Om met name de communicatie van het logistieke gedeelte goed te laten verlopen is het nodig dat
wij beschikken over de juiste gegevens. Om tijdig en snel te kunnen communiceren is het van groot
belang om emailadressen en mobiele nummers ter beschikking te hebben.
Het kan zijn dat uw gegevens niet (meer) actueel of volledig in ons systeem zitten. Ter verificatie of
ter aanvulling willen wij u vragen om via onze website [website01] uw gegevens in te
vullen.
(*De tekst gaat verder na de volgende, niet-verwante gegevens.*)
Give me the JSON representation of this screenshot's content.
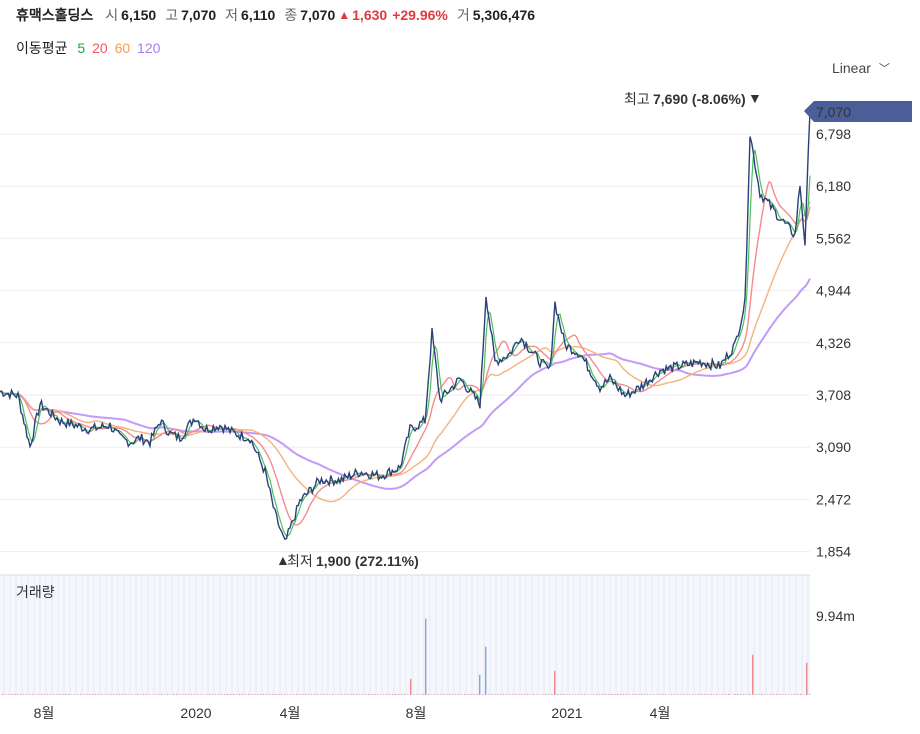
{
  "header": {
    "name": "휴맥스홀딩스",
    "open_label": "시",
    "open": "6,150",
    "high_label": "고",
    "high": "7,070",
    "low_label": "저",
    "low": "6,110",
    "close_label": "종",
    "close": "7,070",
    "change_arrow": "▲",
    "change": "1,630",
    "change_pct": "+29.96%",
    "volume_label": "거",
    "volume": "5,306,476"
  },
  "ma_legend": {
    "label": "이동평균",
    "items": [
      {
        "text": "5",
        "color": "#22a83a"
      },
      {
        "text": "20",
        "color": "#f0585e"
      },
      {
        "text": "60",
        "color": "#f5a04a"
      },
      {
        "text": "120",
        "color": "#a77cf0"
      }
    ]
  },
  "scale_selector": {
    "label": "Linear"
  },
  "volume_panel": {
    "label": "거래량",
    "max_label": "9.94m"
  },
  "annotations": {
    "high": {
      "prefix": "최고",
      "value": "7,690 (-8.06%)",
      "arrow": "▼"
    },
    "low": {
      "arrow": "▲",
      "prefix": "최저",
      "value": "1,900 (272.11%)"
    },
    "last_price": "7,070"
  },
  "colors": {
    "price_line": "#2b3f7a",
    "accent": "#4a5f9a",
    "volume_bar": "#f08a8e",
    "volume_blue": "#8aa4e0"
  },
  "chart_data": [
    {
      "type": "line",
      "series_name": "price",
      "y_ticks": [
        "6,798",
        "6,180",
        "5,562",
        "4,944",
        "4,326",
        "3,708",
        "3,090",
        "2,472",
        "1,854"
      ],
      "x_ticks": [
        "8월",
        "2020",
        "4월",
        "8월",
        "2021",
        "4월"
      ],
      "ylim": [
        1854,
        7070
      ],
      "keypoints": [
        [
          0,
          3750
        ],
        [
          18,
          3700
        ],
        [
          30,
          3100
        ],
        [
          40,
          3600
        ],
        [
          60,
          3400
        ],
        [
          90,
          3300
        ],
        [
          110,
          3350
        ],
        [
          120,
          3200
        ],
        [
          130,
          3150
        ],
        [
          140,
          3200
        ],
        [
          150,
          3150
        ],
        [
          160,
          3400
        ],
        [
          170,
          3250
        ],
        [
          180,
          3200
        ],
        [
          195,
          3450
        ],
        [
          205,
          3300
        ],
        [
          220,
          3350
        ],
        [
          235,
          3250
        ],
        [
          250,
          3200
        ],
        [
          265,
          2800
        ],
        [
          275,
          2300
        ],
        [
          285,
          1950
        ],
        [
          300,
          2450
        ],
        [
          320,
          2700
        ],
        [
          340,
          2700
        ],
        [
          360,
          2800
        ],
        [
          380,
          2750
        ],
        [
          400,
          2850
        ],
        [
          410,
          3300
        ],
        [
          425,
          3400
        ],
        [
          432,
          4450
        ],
        [
          440,
          3650
        ],
        [
          460,
          3900
        ],
        [
          480,
          3600
        ],
        [
          486,
          4900
        ],
        [
          495,
          4100
        ],
        [
          510,
          4200
        ],
        [
          520,
          4400
        ],
        [
          540,
          4100
        ],
        [
          550,
          4000
        ],
        [
          555,
          4800
        ],
        [
          565,
          4300
        ],
        [
          580,
          4200
        ],
        [
          600,
          3800
        ],
        [
          610,
          3900
        ],
        [
          625,
          3700
        ],
        [
          640,
          3800
        ],
        [
          660,
          4000
        ],
        [
          680,
          4050
        ],
        [
          700,
          4100
        ],
        [
          720,
          4050
        ],
        [
          735,
          4300
        ],
        [
          745,
          4800
        ],
        [
          750,
          6800
        ],
        [
          760,
          6100
        ],
        [
          780,
          5800
        ],
        [
          795,
          5600
        ],
        [
          800,
          6200
        ],
        [
          805,
          5500
        ],
        [
          810,
          7070
        ]
      ]
    },
    {
      "type": "bar",
      "series_name": "volume",
      "ylim": [
        0,
        9940000
      ],
      "spikes": [
        [
          410,
          2
        ],
        [
          425,
          9.5
        ],
        [
          480,
          2.5
        ],
        [
          486,
          6
        ],
        [
          555,
          3
        ],
        [
          752,
          5
        ],
        [
          805,
          4
        ]
      ]
    }
  ]
}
Via "CONTACT", "VERIFICATIE" komt u op een beveiligde site. (…)
Zodra wij groen licht hebben om alles in gang te zetten zullen wij u uitvoerig op de hoogte brengen van alle plannen en de te verwachten planningen. (…)”
2.7.
Op 11 december 2018 heeft [eiser01] c.s. haar contactgegevens via de website van [bedrijf01] aan [bedrijf01] doorgegeven. In een e-mail van 11 december 2018 van [eiser01] c.s. aan [bedrijf01] is hierover onder meer opgenomen:
“VERIFICATIE
Contactgegevens:
[eiser01]
E-mail: (…)
Heeft kennis genomen van de Algemene voorwaarden en Privacy verklaring?
Toegestemd
Deze e-mail is verzonden vanuit het contactformulier op [bedrijf01] https:// [website02] (…)”
2.8.
[bedrijf01] heeft op 13 augustus 2019 aan [eiser01] c.s. een email verzonden met als bijlage een brief (hierna: de informatiebrief). In de informatiebrief heeft [bedrijf01] onder meer als volgt geschreven:
“Zoals beloofd zouden wij u op de hoogte houden van de ontwikkelingen aangaande de veranderingen van onze stalling.
(…) we [zijn] voorzichtig begonnen met voorbereidende werkzaamheden.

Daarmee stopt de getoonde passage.